Determining the doses of probiotics for application in Scylla tranquebarica (Fabricius 1798) larvae to produce crablet

  • Gunarto, Gunarto;Yustian Rovi Alfiansah;Muliani Muliani;Bunga Rante Tampangalo;Herlinah Herlinah;Nurbaya Nurbaya;Rosmiati Rosmiati
    • Fisheries and Aquatic Sciences
    • /
    • v.27 no.3
    • /
    • pp.180-194
    • /
    • 2024
  • Mass mortalities of mud crab Scylla spp. larvae due to pathogenic Vibrio spp. outbreaks have frequently occurred in hatcheries. To overcome this problem, probiotics containing Bacillus subtilis bacteria are applied to inhibit pathogenic ones. We tested different doses of probiotic-containing B. subtilis (108 CFU/g) on the Scylla tranquebarica larvae and investigated the microbiota population, including Vibrio. Water quality, larvae development, and crablet production were also monitored. The recently hatched larvae were grown in twelve conical fiber tanks filled with 200 L sterile seawater, with a salinity of 30 ppt at a stocking density of 80 ind/L. Four different doses of probiotics were applied in the larvae rearing, namely, A = 2.5 mg/L, B = 5 mg/L, C = 7.5 mg/L, and D = 0 mg/L, with three replicates. Next-generation sequencing analysis was used to obtain the abundance of microbes in the whole body of megalopa and the water media for larvae rearing after applying probiotics. Sixteen Raw Deoxyribonucleic Acid samples (eight from a whole body of megalopa extraction from four treatments of probiotics defined as A, B, C, D, and eight from water media extraction from four treatments of probiotic defined as E, F, G, H) were prepared. Then, they were sent to the Genetics Science Laboratory for NGS analysis. Ammonia, nitrite, total organic matter (TOM), larvae, and crablet production were monitored. Based on the Next-generation sequencing analysis data, the Vibrio spp. decreased significantly (p < 0.05) than control test (D) in megalopa-applied probiotics at the doses of 2.5 mg/L (A) and 7.5 mg/L (C) and in the water media for megalopa rearing treated with probiotics at the dosage of 5.0 mg/L (F).
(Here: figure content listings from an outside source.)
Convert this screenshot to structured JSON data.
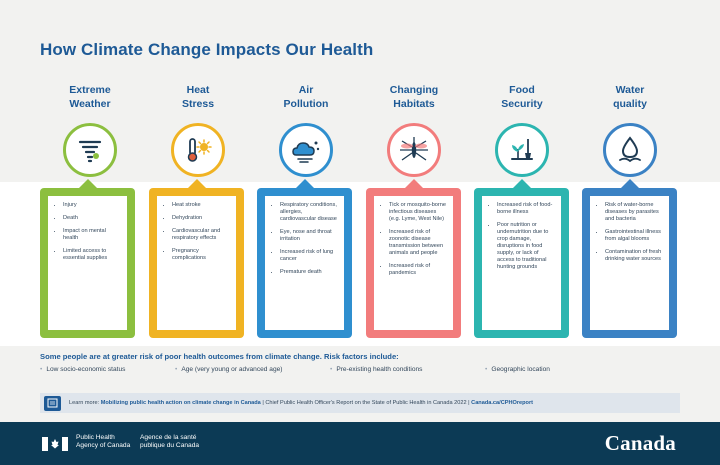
{
  "title": "How Climate Change Impacts Our Health",
  "topics": [
    {
      "label_lines": [
        "Extreme",
        "Weather"
      ],
      "icon": "tornado-icon",
      "color": "#8cbf3f",
      "items": [
        "Injury",
        "Death",
        "Impact on mental health",
        "Limited access to essential supplies"
      ]
    },
    {
      "label_lines": [
        "Heat",
        "Stress"
      ],
      "icon": "thermometer-sun-icon",
      "color": "#f0b323",
      "items": [
        "Heat stroke",
        "Dehydration",
        "Cardiovascular and respiratory effects",
        "Pregnancy complications"
      ]
    },
    {
      "label_lines": [
        "Air",
        "Pollution"
      ],
      "icon": "smog-cloud-icon",
      "color": "#2f8fcf",
      "items": [
        "Respiratory conditions, allergies, cardiovascular disease",
        "Eye, nose and throat irritation",
        "Increased risk of lung cancer",
        "Premature death"
      ]
    },
    {
      "label_lines": [
        "Changing",
        "Habitats"
      ],
      "icon": "mosquito-icon",
      "color": "#f27c7c",
      "items": [
        "Tick or mosquito-borne infectious diseases (e.g. Lyme, West Nile)",
        "Increased risk of zoonotic disease transmission between animals and people",
        "Increased risk of pandemics"
      ]
    },
    {
      "label_lines": [
        "Food",
        "Security"
      ],
      "icon": "crop-shovel-icon",
      "color": "#2cb5b0",
      "items": [
        "Increased risk of food-borne illness",
        "Poor nutrition or undernutrition due to crop damage, disruptions in food supply, or lack of access to traditional hunting grounds"
      ]
    },
    {
      "label_lines": [
        "Water",
        "quality"
      ],
      "icon": "water-drop-hand-icon",
      "color": "#3b82c4",
      "items": [
        "Risk of water-borne diseases by parasites and bacteria",
        "Gastrointestinal illness from algal blooms",
        "Contamination of fresh drinking water sources"
      ]
    }
  ],
  "risk": {
    "title": "Some people are at greater risk of poor health outcomes from climate change.  Risk factors include:",
    "items": [
      "Low socio-economic status",
      "Age (very young or advanced age)",
      "Pre-existing health conditions",
      "Geographic location"
    ]
  },
  "learn": {
    "prefix": "Learn more:",
    "link": "Mobilizing public health action on climate change in Canada",
    "middle": "| Chief Public Health Officer's Report on the State of Public Health in Canada 2022 |",
    "url": "Canada.ca/CPHOreport"
  },
  "footer": {
    "dept_en": [
      "Public Health",
      "Agency of Canada"
    ],
    "dept_fr": [
      "Agence de la santé",
      "publique du Canada"
    ],
    "wordmark": "Canada"
  }
}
Ammonia in the zoea stage in B treatment and TOM in the zoea and megalopa stage in B and C treatments were decreased significantly (p < 0.05). It impacts the higher number of zoea survival in treatments B and C. Finally, it results in a significantly high crablet production in treatments B and C. Therefore, the dosage of 5 mg/L to 7.5 mg/L improves crablet S. tranquebarica production significantly.